Review de Deutschland (Rammstein) - clip et paroles
Parties II et III
Nous terminions la première partie sur une double question car le traitement de la religion chrétienne dans le clip mérite de s’y pencher dans une partie dédiée, mais rappelons qu’il est difficilement dissociable de la manière dont le pays est représenté dans le clip, ne serait-ce que parce qu’en Allemagne, l’Eglise est partenaire de l’Etat. Ceci peut sembler anodin en soi mais pour un groupe tel que Rammstein, dont les membres sont tous nés en Allemagne de l’Est, cela ne l’est pas. L’athéisme est embrassé par plus de 60% des citoyens de l’ex-RDA (72% si on ne prend que la tranche d’âge correspondant à celle du groupe) et certains dans le groupe, Flake en première ligne, ne cachent pas leur athéisme.
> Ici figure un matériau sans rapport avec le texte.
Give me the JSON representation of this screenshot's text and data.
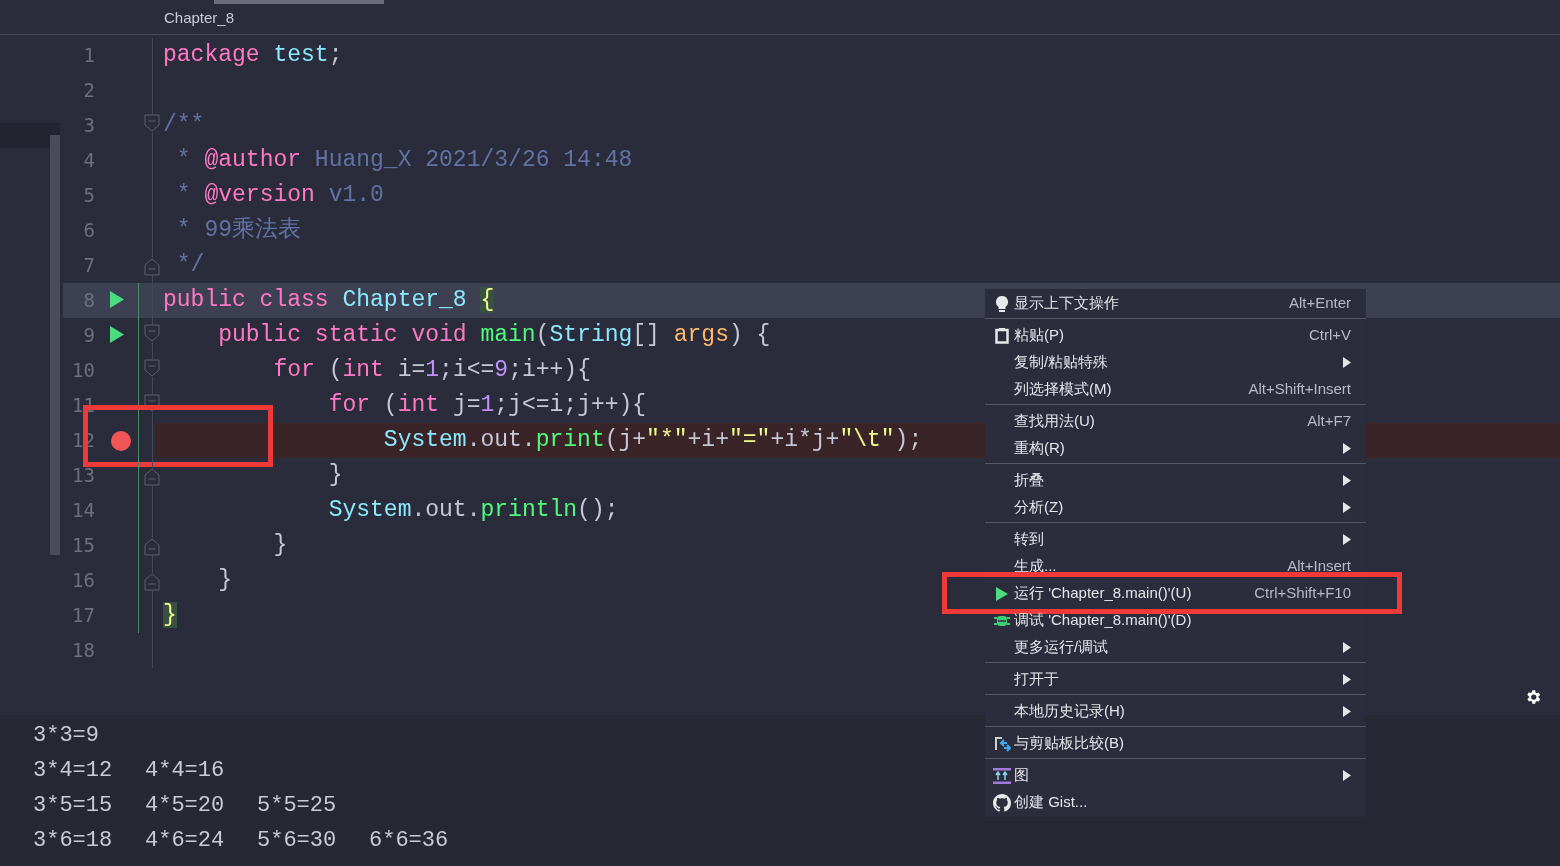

Or, ils vivent aujourd’hui dans un pays où leur fête nationale, la date de la réunification, commence par un office religieux.
Une religion parodiée
pour critiquer les fondements d’un pays ?
Le
premier indice a été révélé avant la sortie du clip par le réalisateur
lui-même, Specter Berlin qui, sur son compte Instagram, a posté des images du
clip accompagnées de la mention de six des sept péchés capitaux. On aperçoit
ainsi Germania-médiévale associée à la gourmandise, Germania en tenue de garde
prussien associée à l’avarice, Germania-Judith à la colère, Germania en
fauteuil roulant à la luxure, Germania en maillot doré (accompagnée de chiens
et de policiers) à l’orgueil, enfin Germania-RDA à l’envie. Certaines
associations sont plus faciles à comprendre que d’autres.
Prenons
l’exemple de Germania sous les traits de Judith, la veuve juive du récit
biblique qui séduisit et décapita Holopherne pour sauver son peuple (la
ressemblance entre le tableau de Lucas Cranach l’Ancien, au niveau des
accessoires, et la tenue de Germania est frappante). L’association à la colère,
celle qui s’exprime face à l’envahisseur, est peut-être due au fait que
Germania-Judith porte encore la tête de Till, décapitée dans la scène
d’introduction, au moment où il représentait justement un envahisseur romain. Dans
l’introduction, Germania n’y figure pas sous les traits de Judith mais plutôt
sous ceux d’Odin : on constate qu’il y a des hommes pendus dans les arbres
– le sacrifice que faisaient les peuples germaniques à Odin était la pendaison,
d’où son autre nom « Hangi » – et l’acte de décapiter rappelle le
mythe de Mimir le sage, dont la tête était conservée par Odin. Cette figure
d’Odin va être plus tard reprise avec Germania-médiévale qui ressuscite les
chevaliers morts (il s’agit d’un des pouvoirs du dieu nordique). Odin semble
être celui qui prend en charge la colère de son peuple attaqué par les Romains
puis cette colère ahurissante où les chevaliers se battent entre eux, et
religions païenne et chrétienne finissent par être associées pour être remises
en cause. Le message semble être que le travers de l’Allemagne est de renverser
les valeurs : quelque chose qui semble à l’origine une réaction légitime
devient une source d’autodestruction.
Il
est intéressant de constater que la tête décapitée de Till traverse les
époques, jusqu’à se retrouver sur les genoux de Germania dans une scène qui
semble représenter la réunification (Germania en fauteuil roulant porte sa
tenue RDA sans le calot à l’insigne communiste, avec un crucifix à sa botte). Le
choix du personnage de Judith, et le fait qu’elle n’appartienne pas à une
période historique claire, intrigue : les scènes dans cette tenue semblent
avoir été filmées dans le même lieu que les scènes au camp de concentration,
donc on s’éloigne de l’antiquité ; même si la tenue rappelle la
Renaissance, le lieu nous y extrait (on aperçoit même les graffitis). Par
ailleurs, l’allusion au péché de colère est faite à plusieurs reprises via les
scènes de violence : bataille médiévale où policiers en tenue anti-émeute
sont finalement présents ; match de boxe entre Till et Richard ;
réaction des Romains face à Germania ; acte terroriste de la RAF…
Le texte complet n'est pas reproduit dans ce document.